2022-09-01 Thread Paul Brebner
Hi all,

I've been attempting to benchmark Kafka KRaft version for an ApacheCon talk
and have identified 2 problems:

1 - it's still impossible to create large number of partitions/topics - I
can create more than the comparable Zookeeper version but still not
"millions" - this is with RF=1 (as anything higher needs huge clusters to
cope with the replication CPU overhead) only, and no load on the clusters
yet (i.e. purely a topic/partition creation experiment).

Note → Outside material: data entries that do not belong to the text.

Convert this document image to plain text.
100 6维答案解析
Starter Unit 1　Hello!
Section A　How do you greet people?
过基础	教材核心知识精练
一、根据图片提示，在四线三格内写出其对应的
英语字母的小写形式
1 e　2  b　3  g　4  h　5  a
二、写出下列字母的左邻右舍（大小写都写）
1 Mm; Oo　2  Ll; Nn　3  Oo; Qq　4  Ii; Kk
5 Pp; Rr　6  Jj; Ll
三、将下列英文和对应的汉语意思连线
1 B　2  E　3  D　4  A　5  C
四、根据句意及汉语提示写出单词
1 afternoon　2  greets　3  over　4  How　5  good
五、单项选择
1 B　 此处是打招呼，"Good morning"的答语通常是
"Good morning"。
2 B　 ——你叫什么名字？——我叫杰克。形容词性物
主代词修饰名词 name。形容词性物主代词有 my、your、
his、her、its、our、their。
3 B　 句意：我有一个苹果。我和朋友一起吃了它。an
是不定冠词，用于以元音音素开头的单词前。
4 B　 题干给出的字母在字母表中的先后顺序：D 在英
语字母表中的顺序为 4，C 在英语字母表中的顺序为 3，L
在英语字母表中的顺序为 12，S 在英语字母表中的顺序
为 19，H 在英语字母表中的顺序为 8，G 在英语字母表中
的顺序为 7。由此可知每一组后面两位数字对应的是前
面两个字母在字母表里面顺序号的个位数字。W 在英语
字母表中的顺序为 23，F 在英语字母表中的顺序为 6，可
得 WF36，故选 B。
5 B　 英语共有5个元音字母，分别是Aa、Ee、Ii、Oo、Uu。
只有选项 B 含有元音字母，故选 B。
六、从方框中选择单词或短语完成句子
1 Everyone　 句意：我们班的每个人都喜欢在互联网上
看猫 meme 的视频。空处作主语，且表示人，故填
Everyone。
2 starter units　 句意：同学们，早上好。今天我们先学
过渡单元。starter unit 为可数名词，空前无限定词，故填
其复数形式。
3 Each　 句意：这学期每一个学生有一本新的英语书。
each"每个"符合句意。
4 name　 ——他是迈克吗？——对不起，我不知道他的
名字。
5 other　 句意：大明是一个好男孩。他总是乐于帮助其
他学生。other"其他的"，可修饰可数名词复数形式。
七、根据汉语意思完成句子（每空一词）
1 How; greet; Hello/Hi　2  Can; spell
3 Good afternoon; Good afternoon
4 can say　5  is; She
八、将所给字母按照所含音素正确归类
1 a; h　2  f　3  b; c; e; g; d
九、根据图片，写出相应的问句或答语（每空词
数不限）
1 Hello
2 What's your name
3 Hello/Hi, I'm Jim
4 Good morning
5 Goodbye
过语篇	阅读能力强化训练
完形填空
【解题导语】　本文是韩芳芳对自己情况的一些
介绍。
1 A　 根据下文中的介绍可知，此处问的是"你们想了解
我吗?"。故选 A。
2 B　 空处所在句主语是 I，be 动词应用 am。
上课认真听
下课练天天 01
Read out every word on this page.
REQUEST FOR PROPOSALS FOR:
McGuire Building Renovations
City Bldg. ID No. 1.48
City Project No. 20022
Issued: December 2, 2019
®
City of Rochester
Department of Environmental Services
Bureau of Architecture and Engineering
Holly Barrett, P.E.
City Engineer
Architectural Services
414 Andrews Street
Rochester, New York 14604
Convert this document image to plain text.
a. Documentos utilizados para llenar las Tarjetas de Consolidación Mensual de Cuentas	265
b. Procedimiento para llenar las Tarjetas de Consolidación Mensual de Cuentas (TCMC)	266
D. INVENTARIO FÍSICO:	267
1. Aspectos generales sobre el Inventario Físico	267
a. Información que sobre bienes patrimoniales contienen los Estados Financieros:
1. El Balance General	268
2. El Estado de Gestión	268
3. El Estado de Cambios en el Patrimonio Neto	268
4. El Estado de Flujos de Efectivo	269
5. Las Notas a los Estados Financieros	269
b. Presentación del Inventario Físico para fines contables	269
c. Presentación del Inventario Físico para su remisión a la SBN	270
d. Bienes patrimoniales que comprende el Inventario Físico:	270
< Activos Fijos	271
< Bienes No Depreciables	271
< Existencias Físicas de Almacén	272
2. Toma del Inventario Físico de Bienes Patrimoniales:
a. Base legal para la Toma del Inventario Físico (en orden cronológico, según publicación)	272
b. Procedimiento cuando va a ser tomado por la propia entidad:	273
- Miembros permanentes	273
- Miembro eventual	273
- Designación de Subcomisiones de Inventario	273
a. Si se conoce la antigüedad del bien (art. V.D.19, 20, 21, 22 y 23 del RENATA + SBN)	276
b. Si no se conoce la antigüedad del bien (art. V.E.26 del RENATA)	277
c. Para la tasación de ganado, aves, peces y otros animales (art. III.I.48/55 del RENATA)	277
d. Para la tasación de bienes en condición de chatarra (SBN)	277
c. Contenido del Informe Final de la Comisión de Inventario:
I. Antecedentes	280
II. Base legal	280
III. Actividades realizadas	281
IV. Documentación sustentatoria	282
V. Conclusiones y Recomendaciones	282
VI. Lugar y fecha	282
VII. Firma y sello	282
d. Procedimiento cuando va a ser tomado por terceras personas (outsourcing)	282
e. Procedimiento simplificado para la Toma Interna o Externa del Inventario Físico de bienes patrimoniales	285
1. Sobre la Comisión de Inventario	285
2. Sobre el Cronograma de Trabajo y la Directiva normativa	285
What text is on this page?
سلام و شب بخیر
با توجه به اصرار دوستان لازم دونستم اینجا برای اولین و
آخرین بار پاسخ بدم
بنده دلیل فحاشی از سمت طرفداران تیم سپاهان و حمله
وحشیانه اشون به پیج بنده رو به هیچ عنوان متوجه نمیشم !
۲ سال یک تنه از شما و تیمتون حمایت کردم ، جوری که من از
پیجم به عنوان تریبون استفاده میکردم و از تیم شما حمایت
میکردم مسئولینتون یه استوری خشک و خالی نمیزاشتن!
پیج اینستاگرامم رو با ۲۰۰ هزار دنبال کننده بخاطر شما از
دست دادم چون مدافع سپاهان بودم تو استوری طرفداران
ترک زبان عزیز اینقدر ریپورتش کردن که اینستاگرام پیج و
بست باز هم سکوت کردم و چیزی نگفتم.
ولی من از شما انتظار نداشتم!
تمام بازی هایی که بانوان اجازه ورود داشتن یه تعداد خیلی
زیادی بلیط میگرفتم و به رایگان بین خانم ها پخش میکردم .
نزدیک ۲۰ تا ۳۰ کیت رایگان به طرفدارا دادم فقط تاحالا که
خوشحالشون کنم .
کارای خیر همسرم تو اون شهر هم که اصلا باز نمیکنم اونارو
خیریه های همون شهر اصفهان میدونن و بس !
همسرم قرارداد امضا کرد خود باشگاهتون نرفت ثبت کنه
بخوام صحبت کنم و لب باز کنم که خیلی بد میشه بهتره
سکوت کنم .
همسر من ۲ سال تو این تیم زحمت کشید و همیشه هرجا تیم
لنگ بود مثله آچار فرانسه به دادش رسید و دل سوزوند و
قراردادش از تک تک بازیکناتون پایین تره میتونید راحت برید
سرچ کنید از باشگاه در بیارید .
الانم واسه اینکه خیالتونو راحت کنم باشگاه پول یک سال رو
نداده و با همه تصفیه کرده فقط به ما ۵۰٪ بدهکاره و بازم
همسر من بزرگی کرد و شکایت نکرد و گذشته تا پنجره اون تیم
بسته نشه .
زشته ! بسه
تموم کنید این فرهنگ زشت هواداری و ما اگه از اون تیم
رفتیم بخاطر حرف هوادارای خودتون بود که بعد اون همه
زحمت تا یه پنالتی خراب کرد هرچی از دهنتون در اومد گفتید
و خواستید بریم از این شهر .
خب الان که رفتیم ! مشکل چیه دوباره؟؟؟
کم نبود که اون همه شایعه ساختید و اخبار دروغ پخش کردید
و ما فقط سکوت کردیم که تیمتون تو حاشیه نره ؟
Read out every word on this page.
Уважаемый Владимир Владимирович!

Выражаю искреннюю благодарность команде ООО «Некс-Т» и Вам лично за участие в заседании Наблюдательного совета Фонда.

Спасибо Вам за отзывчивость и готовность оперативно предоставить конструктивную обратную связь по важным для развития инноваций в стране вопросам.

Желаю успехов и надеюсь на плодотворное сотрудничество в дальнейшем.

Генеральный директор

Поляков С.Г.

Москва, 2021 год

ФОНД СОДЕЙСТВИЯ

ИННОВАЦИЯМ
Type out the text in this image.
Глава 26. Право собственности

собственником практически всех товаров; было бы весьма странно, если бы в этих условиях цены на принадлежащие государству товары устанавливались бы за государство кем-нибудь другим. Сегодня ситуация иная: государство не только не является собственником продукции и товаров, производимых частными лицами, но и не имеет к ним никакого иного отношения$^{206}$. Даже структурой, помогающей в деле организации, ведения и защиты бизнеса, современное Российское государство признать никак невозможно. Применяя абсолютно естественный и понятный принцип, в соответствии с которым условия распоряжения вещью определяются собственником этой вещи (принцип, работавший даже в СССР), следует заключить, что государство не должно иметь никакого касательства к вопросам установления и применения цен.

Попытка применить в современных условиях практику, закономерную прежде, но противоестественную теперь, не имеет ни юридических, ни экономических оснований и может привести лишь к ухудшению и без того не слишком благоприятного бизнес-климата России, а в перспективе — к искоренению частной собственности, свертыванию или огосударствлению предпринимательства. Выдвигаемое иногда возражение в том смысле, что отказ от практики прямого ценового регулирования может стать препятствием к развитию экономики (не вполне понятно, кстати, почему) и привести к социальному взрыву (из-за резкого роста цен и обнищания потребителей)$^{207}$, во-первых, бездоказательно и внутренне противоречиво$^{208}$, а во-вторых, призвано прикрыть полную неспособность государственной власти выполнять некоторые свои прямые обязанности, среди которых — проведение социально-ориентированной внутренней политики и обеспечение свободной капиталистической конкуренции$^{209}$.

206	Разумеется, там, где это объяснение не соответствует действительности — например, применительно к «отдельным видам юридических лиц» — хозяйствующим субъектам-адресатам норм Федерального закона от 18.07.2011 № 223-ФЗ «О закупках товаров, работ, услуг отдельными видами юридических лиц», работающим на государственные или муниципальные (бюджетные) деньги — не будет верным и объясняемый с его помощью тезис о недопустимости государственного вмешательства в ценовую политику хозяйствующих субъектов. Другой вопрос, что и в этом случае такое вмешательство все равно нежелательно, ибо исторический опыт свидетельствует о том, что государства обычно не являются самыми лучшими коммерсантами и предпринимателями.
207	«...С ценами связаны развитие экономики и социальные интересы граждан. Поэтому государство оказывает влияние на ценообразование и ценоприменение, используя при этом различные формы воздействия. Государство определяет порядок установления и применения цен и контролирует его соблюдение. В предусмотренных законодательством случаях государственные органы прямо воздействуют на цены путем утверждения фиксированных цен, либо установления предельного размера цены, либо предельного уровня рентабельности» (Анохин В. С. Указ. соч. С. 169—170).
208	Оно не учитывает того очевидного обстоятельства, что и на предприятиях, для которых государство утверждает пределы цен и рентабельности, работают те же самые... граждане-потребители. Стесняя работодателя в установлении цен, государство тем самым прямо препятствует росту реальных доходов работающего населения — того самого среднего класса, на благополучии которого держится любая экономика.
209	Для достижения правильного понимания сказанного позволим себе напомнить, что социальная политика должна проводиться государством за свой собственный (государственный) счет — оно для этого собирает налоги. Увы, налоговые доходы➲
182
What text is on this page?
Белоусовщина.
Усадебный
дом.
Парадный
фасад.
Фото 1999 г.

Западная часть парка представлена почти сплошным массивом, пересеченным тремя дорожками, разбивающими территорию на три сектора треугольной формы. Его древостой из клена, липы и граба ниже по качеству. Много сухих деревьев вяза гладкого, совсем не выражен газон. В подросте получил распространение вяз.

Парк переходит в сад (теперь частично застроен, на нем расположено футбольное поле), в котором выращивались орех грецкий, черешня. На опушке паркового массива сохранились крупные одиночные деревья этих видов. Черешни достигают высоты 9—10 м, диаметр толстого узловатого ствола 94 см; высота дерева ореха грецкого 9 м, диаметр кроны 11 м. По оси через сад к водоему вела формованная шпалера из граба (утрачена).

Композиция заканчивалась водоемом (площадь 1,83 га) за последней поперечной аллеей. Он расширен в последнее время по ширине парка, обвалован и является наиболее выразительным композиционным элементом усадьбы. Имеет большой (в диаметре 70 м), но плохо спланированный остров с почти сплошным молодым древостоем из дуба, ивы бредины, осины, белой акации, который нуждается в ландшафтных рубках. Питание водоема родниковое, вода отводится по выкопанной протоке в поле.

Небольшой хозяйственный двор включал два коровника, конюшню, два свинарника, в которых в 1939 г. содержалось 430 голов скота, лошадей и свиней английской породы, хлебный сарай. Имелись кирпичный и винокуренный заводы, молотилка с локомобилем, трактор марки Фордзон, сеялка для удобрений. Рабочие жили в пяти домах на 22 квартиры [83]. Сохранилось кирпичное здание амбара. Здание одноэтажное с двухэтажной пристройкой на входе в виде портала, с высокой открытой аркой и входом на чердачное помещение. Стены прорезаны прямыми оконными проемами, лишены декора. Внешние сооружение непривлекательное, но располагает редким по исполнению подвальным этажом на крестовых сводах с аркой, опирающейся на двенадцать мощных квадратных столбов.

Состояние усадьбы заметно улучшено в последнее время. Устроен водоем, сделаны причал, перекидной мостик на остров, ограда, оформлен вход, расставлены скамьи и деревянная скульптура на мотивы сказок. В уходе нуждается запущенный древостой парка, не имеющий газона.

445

2 - eventually the topic/partition creation command causes the Kafka
process to fail - looks like a memory error -

java.lang.OutOfMemoryError: Metaspace
OpenJDK 64-Bit Server VM warning: INFO:
os::commit_memory(0x7f4f554f9000, 65536, 1) failed; error='Not enough
space' (errno=12)

or similar error

seems to happen consistently around 30,000+ partitions - this is on a test
EC2 instance with 32GB Ram, 500,000 file descriptors (increased from
default) and 64GB disk (plenty spare). I'm not an OS expert, but the kafka
process and the OS both seem to have plenty of RAM when this error occurs.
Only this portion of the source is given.